The FBI Liaison Information Report (LIR) from Feb. 20 "also called on the U.S. private sector to be prepared for potential state-sponsored cyberattacks to be launched by Russia" (ibid Spectrumnews1.com). “The FBI Cyber Division, in coordination with the FBI's Office of Private Sector (OPS), prepared this LIR to inform the private sector about the threat of Russian state-sponsored advanced persistent threat (APT) cyber activities" (ibid Spectrumnews1.com).

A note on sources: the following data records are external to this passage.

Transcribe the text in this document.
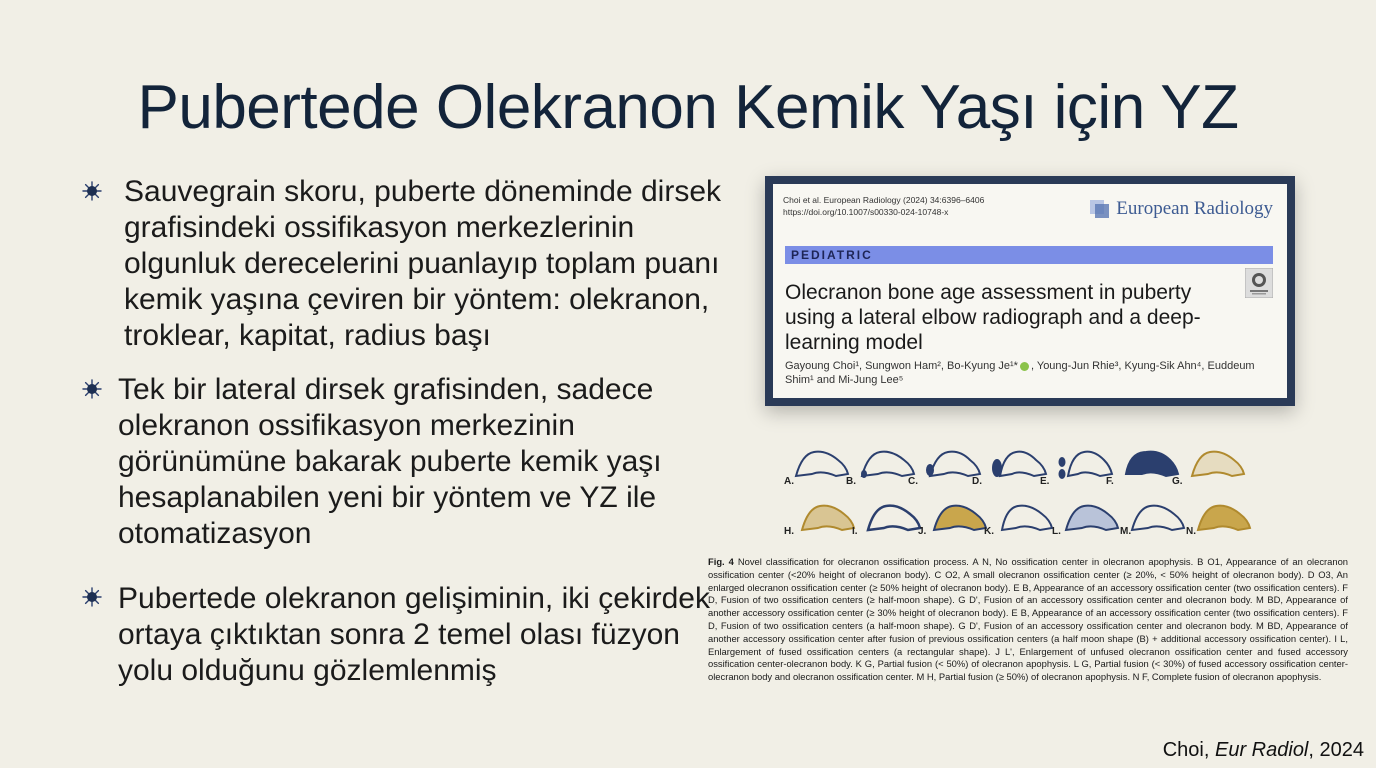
Pubertede Olekranon Kemik Yaşı için YZ
Sauvegrain skoru, puberte döneminde dirsek grafisindeki ossifikasyon merkezlerinin olgunluk derecelerini puanlayıp toplam puanı kemik yaşına çeviren bir yöntem: olekranon, troklear, kapitat, radius başı
Tek bir lateral dirsek grafisinden, sadece olekranon ossifikasyon merkezinin görünümüne bakarak puberte kemik yaşı hesaplanabilen yeni bir yöntem ve YZ ile otomatizasyon
Pubertede olekranon gelişiminin, iki çekirdek ortaya çıktıktan sonra 2 temel olası füzyon yolu olduğunu gözlemlenmiş
Choi et al. European Radiology (2024) 34:6396–6406
https://doi.org/10.1007/s00330-024-10748-x	European Radiology
PEDIATRIC
Olecranon bone age assessment in puberty using a lateral elbow radiograph and a deep-learning model
Gayoung Choi¹, Sungwon Ham², Bo-Kyung Je¹* , Young-Jun Rhie³, Kyung-Sik Ahn⁴, Euddeum Shim¹ and Mi-Jung Lee⁵
A.	B.	C.	D.	E.	F.	G.
H.	I.	J.	K.	L.	M.	N.
Fig. 4 Novel classification for olecranon ossification process. A N, No ossification center in olecranon apophysis. B O1, Appearance of an olecranon ossification center (<20% height of olecranon body). C O2, A small olecranon ossification center (≥ 20%, < 50% height of olecranon body). D O3, An enlarged olecranon ossification center (≥ 50% height of olecranon body). E B, Appearance of an accessory ossification center (two ossification centers). F D, Fusion of two ossification centers (≥ half-moon shape). G D', Fusion of an accessory ossification center and olecranon body. M BD, Appearance of another accessory ossification center (≥ 30% height of olecranon body). E B, Appearance of an accessory ossification center (two ossification centers). F D, Fusion of two ossification centers (a half-moon shape). G D', Fusion of an accessory ossification center and olecranon body. M BD, Appearance of another accessory ossification center after fusion of previous ossification centers (a half moon shape (B) + additional accessory ossification center). I L, Enlargement of fused ossification centers (a rectangular shape). J L', Enlargement of unfused olecranon ossification center and fused accessory ossification center-olecranon body. K G, Partial fusion (< 50%) of olecranon apophysis. L G, Partial fusion (< 30%) of fused accessory ossification center-olecranon body and olecranon ossification center. M H, Partial fusion (≥ 50%) of olecranon apophysis. N F, Complete fusion of olecranon apophysis.
Choi, Eur Radiol, 2024
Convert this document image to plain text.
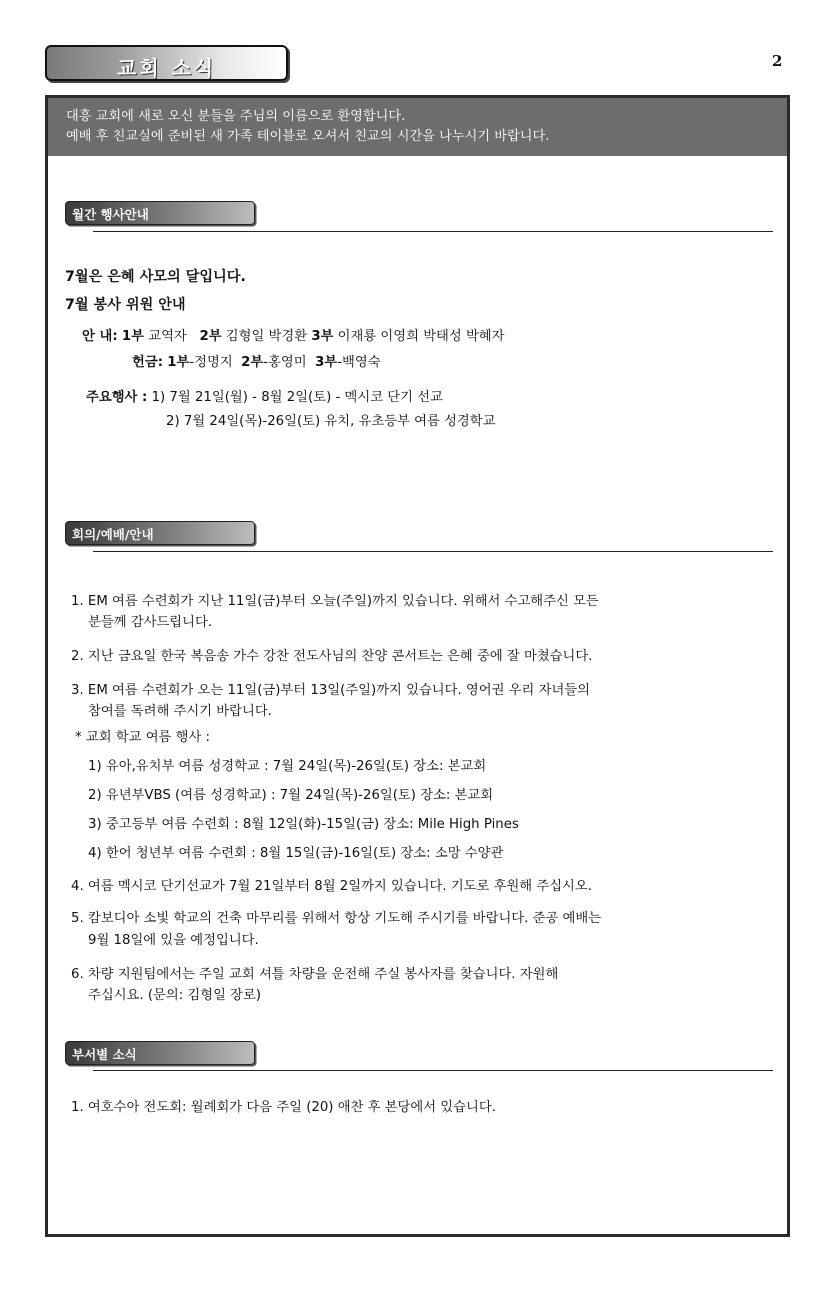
교회 소식	2
대흥 교회에 새로 오신 분들을 주님의 이름으로 환영합니다.
예배 후 친교실에 준비된 새 가족 테이블로 오셔서 친교의 시간을 나누시기 바랍니다.
월간 행사안내
7월은 은혜 사모의 달입니다.
7월 봉사 위원 안내
안 내: 1부 교역자 2부 김형일 박경환 3부 이재룡 이영희 박태성 박혜자
헌금: 1부-정명지 2부-홍영미 3부-백영숙
주요행사 : 1) 7월 21일(월) - 8월 2일(토) - 멕시코 단기 선교
2) 7월 24일(목)-26일(토) 유치, 유초등부 여름 성경학교
회의/예배/안내
1. EM 여름 수련회가 지난 11일(금)부터 오늘(주일)까지 있습니다. 위해서 수고해주신 모든
분들께 감사드립니다.
2. 지난 금요일 한국 복음송 가수 강찬 전도사님의 찬양 콘서트는 은혜 중에 잘 마쳤습니다.
3. EM 여름 수련회가 오는 11일(금)부터 13일(주일)까지 있습니다. 영어권 우리 자녀들의
참여를 독려해 주시기 바랍니다.
* 교회 학교 여름 행사 :
1) 유아,유치부 여름 성경학교 : 7월 24일(목)-26일(토) 장소: 본교회
2) 유년부VBS (여름 성경학교) : 7월 24일(목)-26일(토) 장소: 본교회
3) 중고등부 여름 수련회 : 8월 12일(화)-15일(금) 장소: Mile High Pines
4) 한어 청년부 여름 수련회 : 8월 15일(금)-16일(토) 장소: 소망 수양관
4. 여름 멕시코 단기선교가 7월 21일부터 8월 2일까지 있습니다. 기도로 후원해 주십시오.
5. 캄보디아 소빛 학교의 건축 마무리를 위해서 항상 기도해 주시기를 바랍니다. 준공 예배는
9월 18일에 있을 예정입니다.
6. 차량 지원팀에서는 주일 교회 셔틀 차량을 운전해 주실 봉사자를 찾습니다. 자원해
주십시요. (문의: 김형일 장로)
부서별 소식
1. 여호수아 전도회: 월례회가 다음 주일 (20) 애찬 후 본당에서 있습니다.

"'While tensions with Russia are heightened,' according to the report. 'The FBI is engaging in efforts to support the U.S. response and to secure the homeland from any Russian actions. Historically, Russian state-sponsored APT cyber activities increase when tensions are high with Russia.'" (ibid Spectrumnews1.com)
Local governments, agencies, and private organizations can proactively take steps to detect threats and prepare should an incident occur. CISA recommends the review of CISA Insights: Preparing For and Mitigating Potential Cyber Threats to take immediate steps to strengthen their computer network defenses against potential malicious cyberattacks.